Ci sono diverse strade per arrivare al tema dei rapporti tra chiesa cattolica e lingua italiana; perché le intersezioni sono state innumeri e perché a ben vedere le spie di questa molto fruttuosa storia comune sono distribuite a tutti i livelli, dal sistema linguistico alla storia della lingua, alla sociolinguistica più attuale. Si avvisa subito che questo L’italiano della Chiesa, di Rita Librandi, è un profilo storico e come tale affronta poco le realtà dell’attuale ribalta planetaria che la chiesa garantisce alla lingua italiana; un dato che pure meriterebbe ben più di un accenno, più di qualche riga e tre o quattro rinvii bibliografici. Il fatto che il papa parli all’estero quasi sempre italiano, i dispacci della sala stampa, la stessa Radio vaticana, i discorsi e le udienze del mercoledì; insomma, molte modalità comunicative portano in giro l’italiano forse ben più che i classici canali del made in Italy, di musica, pizza, moda, calcio ecc. Una dimensione enorme, che è stata per secoli (ed è ancora in parte) appannaggio del latino ma che garantisce oggi alla nostra lingua rendite sociali e geografiche di grandi numeri e grande clamore.

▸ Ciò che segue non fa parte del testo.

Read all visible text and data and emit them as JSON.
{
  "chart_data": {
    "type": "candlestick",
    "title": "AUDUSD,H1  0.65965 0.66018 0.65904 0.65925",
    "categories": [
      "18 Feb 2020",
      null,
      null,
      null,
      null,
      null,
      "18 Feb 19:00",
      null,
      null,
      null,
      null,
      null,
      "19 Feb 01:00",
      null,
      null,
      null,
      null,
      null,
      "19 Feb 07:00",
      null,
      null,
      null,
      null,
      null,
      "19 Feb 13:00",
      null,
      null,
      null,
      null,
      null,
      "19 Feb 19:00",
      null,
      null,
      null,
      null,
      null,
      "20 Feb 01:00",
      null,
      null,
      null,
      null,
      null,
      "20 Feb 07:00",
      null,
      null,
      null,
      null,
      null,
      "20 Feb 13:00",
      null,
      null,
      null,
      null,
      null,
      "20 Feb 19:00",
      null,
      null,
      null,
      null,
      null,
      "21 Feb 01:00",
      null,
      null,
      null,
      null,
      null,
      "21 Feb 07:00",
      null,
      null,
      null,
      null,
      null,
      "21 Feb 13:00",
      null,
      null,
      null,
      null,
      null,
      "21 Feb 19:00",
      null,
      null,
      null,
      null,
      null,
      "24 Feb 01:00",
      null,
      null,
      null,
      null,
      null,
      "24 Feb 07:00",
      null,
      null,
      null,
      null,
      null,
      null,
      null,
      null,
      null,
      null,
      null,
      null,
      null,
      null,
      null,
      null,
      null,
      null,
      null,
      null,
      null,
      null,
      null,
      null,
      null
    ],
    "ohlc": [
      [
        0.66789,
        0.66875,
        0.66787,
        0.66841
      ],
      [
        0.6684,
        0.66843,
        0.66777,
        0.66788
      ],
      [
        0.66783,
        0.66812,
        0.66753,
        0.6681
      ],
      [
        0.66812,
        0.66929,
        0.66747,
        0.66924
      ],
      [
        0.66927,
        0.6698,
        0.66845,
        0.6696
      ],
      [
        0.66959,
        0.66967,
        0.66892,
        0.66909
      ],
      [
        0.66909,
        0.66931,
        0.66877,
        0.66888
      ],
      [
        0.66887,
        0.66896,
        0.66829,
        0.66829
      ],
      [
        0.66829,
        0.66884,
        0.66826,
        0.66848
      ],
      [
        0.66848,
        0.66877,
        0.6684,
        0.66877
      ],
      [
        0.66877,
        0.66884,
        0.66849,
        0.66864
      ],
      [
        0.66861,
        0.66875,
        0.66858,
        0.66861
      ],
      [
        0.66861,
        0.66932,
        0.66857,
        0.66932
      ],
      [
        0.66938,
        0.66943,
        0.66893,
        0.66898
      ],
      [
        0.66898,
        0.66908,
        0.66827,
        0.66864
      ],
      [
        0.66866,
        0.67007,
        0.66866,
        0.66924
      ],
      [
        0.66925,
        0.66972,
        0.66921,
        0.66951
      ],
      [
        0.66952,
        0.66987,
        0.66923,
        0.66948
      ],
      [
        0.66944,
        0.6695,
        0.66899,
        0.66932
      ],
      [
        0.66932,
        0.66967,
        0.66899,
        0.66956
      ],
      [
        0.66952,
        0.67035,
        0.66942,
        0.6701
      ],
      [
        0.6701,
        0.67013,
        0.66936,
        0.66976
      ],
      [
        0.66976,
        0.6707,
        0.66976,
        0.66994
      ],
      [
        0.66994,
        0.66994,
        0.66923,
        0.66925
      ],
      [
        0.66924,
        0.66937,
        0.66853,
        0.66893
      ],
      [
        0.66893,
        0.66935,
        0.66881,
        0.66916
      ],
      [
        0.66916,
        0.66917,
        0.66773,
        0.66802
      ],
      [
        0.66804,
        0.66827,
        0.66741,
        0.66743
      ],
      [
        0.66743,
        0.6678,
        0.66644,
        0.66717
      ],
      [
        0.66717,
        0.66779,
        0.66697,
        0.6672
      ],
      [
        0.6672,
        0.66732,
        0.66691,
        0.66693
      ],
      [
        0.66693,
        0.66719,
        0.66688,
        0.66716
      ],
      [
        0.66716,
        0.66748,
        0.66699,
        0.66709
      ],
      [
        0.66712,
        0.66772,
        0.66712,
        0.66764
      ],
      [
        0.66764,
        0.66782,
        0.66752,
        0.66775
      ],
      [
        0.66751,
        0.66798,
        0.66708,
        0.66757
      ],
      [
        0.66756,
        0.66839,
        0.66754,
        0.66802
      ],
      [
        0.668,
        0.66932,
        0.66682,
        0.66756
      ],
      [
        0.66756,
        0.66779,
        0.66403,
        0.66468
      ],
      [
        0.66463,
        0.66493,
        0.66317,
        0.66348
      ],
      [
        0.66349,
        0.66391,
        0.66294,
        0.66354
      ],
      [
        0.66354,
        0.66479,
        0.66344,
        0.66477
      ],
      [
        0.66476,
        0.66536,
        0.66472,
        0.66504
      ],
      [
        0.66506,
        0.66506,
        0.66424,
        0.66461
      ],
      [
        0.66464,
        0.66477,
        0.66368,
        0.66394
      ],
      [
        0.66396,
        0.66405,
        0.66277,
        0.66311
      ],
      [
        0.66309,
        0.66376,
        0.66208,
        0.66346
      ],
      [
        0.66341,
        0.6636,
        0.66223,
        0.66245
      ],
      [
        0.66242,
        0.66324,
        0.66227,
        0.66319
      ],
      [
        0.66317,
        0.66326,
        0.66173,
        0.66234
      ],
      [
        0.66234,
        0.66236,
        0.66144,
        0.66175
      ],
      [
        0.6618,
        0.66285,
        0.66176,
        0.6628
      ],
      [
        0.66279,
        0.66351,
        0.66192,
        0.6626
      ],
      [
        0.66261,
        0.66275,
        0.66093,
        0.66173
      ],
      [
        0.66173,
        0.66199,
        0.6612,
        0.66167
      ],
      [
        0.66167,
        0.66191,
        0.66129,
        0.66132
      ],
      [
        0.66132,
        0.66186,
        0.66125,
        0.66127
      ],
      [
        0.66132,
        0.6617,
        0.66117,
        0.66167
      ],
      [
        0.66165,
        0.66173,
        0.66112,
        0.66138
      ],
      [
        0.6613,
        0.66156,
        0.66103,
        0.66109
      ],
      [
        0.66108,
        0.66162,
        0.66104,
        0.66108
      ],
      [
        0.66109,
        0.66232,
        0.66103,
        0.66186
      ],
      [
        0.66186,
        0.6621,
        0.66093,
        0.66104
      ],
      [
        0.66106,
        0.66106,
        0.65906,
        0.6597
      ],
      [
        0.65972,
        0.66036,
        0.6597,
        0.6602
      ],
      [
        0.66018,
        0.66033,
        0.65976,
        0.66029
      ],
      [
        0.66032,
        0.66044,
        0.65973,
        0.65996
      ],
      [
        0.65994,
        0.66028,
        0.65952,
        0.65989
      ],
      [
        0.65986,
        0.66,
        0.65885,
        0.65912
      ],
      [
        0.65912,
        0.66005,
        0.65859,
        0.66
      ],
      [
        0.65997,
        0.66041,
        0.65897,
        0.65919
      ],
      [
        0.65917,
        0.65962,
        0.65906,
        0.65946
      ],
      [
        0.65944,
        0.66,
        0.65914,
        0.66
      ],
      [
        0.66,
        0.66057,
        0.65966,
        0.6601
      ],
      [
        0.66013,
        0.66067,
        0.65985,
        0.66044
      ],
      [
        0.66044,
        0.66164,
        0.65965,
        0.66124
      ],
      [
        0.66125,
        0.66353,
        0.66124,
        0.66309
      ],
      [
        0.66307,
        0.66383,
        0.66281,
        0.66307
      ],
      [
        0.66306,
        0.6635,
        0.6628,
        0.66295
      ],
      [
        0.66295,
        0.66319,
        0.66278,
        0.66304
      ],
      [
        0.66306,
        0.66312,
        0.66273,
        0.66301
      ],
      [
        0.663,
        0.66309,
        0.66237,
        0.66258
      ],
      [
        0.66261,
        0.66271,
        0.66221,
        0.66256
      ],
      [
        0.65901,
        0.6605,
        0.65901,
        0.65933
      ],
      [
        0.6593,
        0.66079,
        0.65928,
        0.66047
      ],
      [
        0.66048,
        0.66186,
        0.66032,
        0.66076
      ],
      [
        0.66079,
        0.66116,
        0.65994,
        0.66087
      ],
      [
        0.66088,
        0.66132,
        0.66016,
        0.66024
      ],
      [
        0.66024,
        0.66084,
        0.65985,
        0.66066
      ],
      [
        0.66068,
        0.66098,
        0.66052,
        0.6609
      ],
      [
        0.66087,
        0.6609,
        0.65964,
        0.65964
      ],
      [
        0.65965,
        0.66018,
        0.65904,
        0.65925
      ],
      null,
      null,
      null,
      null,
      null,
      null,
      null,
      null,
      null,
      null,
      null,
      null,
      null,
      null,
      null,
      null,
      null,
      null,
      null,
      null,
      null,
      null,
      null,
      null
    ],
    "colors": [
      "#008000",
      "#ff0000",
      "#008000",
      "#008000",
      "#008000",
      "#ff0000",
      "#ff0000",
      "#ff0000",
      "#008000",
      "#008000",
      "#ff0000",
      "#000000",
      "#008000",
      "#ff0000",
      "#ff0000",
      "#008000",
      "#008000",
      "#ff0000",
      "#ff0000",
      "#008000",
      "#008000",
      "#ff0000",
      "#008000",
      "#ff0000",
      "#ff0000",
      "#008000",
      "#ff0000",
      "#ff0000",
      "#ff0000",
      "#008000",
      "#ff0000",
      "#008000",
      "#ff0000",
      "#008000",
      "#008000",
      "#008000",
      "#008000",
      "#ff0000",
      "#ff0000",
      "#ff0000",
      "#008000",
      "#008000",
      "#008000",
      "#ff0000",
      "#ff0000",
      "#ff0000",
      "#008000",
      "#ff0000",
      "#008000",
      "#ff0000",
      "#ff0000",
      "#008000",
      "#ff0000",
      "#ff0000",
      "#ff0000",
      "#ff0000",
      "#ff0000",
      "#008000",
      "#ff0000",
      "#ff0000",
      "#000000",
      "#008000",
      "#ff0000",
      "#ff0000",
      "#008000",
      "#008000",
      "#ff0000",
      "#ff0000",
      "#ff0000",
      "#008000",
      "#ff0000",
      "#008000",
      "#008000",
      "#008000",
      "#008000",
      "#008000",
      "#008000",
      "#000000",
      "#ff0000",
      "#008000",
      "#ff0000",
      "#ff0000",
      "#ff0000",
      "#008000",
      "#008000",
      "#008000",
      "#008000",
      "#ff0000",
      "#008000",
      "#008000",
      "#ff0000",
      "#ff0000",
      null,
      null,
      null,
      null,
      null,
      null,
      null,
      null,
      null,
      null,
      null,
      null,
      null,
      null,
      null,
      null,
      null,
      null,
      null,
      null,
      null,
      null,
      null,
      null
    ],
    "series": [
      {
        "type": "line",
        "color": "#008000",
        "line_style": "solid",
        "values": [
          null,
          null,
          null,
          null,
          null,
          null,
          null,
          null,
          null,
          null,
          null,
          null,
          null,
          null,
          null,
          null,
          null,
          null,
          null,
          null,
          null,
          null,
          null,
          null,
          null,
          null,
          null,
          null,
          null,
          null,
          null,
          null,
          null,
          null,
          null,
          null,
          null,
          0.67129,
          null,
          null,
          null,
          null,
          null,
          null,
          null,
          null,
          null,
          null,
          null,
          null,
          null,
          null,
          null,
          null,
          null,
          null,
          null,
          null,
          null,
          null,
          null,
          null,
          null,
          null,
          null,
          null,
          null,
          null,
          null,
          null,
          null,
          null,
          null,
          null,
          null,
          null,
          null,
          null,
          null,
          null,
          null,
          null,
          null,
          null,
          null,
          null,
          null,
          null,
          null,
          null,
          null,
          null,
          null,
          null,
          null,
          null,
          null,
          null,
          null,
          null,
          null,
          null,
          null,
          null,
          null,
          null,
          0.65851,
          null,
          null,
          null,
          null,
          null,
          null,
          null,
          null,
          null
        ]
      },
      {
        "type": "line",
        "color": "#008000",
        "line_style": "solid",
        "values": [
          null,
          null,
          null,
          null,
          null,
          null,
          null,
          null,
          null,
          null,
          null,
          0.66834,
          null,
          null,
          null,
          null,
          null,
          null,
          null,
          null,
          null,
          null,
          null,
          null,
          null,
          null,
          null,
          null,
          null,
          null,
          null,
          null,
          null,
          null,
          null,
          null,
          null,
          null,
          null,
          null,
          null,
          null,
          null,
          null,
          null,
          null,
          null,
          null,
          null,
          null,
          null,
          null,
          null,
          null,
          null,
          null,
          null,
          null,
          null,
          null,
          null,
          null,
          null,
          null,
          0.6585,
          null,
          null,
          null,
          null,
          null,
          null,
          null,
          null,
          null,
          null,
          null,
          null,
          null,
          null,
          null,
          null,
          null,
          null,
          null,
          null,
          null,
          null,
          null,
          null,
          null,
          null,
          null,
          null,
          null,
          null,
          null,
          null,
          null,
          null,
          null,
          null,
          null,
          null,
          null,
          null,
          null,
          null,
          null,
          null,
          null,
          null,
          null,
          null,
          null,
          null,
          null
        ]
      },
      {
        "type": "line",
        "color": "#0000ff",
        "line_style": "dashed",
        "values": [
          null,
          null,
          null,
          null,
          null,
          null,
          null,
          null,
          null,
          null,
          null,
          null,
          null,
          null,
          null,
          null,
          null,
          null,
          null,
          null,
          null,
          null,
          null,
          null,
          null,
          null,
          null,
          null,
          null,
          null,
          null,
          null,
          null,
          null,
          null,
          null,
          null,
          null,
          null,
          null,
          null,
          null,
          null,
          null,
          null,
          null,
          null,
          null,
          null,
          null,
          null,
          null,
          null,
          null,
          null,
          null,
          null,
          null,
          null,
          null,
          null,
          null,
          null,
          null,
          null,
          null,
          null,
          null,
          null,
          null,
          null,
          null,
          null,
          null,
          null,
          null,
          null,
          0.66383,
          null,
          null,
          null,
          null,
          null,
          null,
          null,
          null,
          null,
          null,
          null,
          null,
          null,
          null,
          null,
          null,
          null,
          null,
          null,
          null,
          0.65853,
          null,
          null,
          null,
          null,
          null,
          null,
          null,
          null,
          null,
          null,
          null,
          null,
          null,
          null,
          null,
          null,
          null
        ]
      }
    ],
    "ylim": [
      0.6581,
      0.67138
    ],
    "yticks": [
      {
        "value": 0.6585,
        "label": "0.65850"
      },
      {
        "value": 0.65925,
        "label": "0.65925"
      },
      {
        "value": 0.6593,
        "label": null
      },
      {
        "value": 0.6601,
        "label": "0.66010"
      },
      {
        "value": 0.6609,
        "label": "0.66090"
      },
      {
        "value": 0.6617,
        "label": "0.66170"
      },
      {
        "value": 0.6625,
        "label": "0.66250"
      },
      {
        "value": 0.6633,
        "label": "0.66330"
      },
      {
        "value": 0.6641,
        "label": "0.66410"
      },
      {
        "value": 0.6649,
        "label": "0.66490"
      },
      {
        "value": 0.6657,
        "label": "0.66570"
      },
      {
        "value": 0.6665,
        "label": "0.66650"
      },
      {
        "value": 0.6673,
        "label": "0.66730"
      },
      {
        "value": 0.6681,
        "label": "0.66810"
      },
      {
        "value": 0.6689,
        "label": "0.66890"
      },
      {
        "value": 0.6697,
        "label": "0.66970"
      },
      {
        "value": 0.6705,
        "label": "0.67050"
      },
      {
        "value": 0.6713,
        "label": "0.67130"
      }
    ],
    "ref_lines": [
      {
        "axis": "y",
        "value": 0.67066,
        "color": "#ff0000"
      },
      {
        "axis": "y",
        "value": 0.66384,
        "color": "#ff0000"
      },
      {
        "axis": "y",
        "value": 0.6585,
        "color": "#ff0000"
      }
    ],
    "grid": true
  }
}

Non così il libro della Librandi, che assume la prospettiva della storia della lingua e racconta il succedersi delle posizioni che l’italiano ha guadagnato con e grazie alla religione cattolica, dalle origini fino a ridosso di questi gloriosi giorni. Nella sostanza, la diffusione del messaggio religioso in tutte le sue modalità (scolastiche, liturgiche, dottrinali ecc.) e l’influsso della religione sulla struttura linguistica. Gli esempi e le declinazioni nei secoli dei secoli di cammino comune sono ovviamente tantissimi. A partire dall’inizio, perché una delle tesi sostenute in questo libro riguarda il fatto che sarebbe stata anche una certa politica linguistica della chiesa cristiana a frammentare e ridimensionare il latino e a dissolvere lo stesso Impero romano, vista la scelta precoce dei volgari nella comunicazione ai fedeli e il prestito di legioni di parole al sistema lessicale e sintattico del latino (attenzione a quest’ultimo termine: si sa che fin che si incide sulle parole si incide forse poco; quando però si raggiunge la carne viva di madama sintassi, allora per il sistema linguistico originario si mette male).

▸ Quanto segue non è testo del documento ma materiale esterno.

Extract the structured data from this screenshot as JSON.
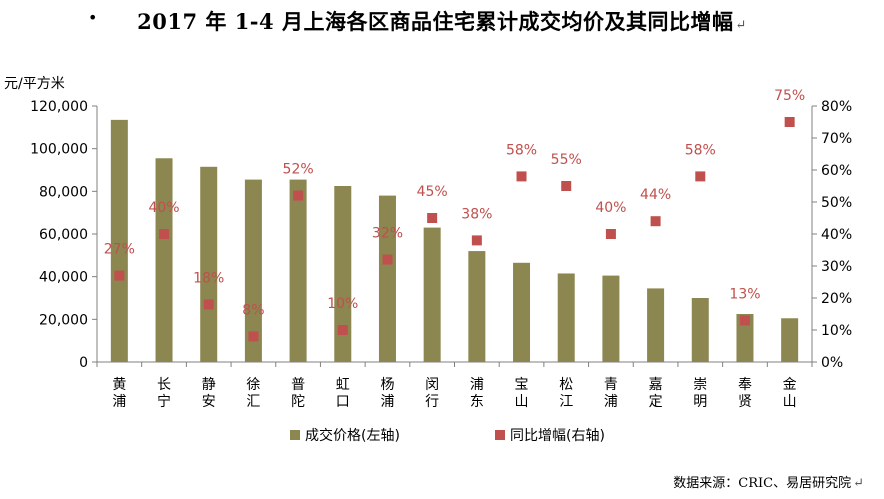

Comunque è in una certa ricerca della comunicazione agevolata con i fedeli, in tutte le sue forme, che la Chiesa ha sempre promosso la praticità dell’Umgangssprache, abitudini comunicative vicino all’uso orale, un codice dal volto umano e sorprendentemente adatto a tutte le contingenze politiche e a tutte le epoche. Come nel caso dei contesti di emigrazione, le scuole delle missioni all’estero, gli scalabriniani, i salesiani; una vera e propria pianificazione consapevole e attenta a conservare agli emigrati la lingua d’origine, ma anche a evitare loro l’isolazionismo linguistico della terra di approdo. Nella volontà, quasi politica, di permettere loro in un modo o nell’altro, con un codice o con quell’altro, di frequentare proficuamente il tempio.
Insomma, chi voglia occuparsi del successo e della fortuna dell’italiano nei suoi territori e nel mondo non può dimenticarsi di temi di questo genere, che a dire il vero non sono battutissimi nella linguistica italiana. La ricerca di nuove risorse per guadagnare alla nostra lingua i numeri e i valori di scambio dei giorni migliori non può che passare anche da qui.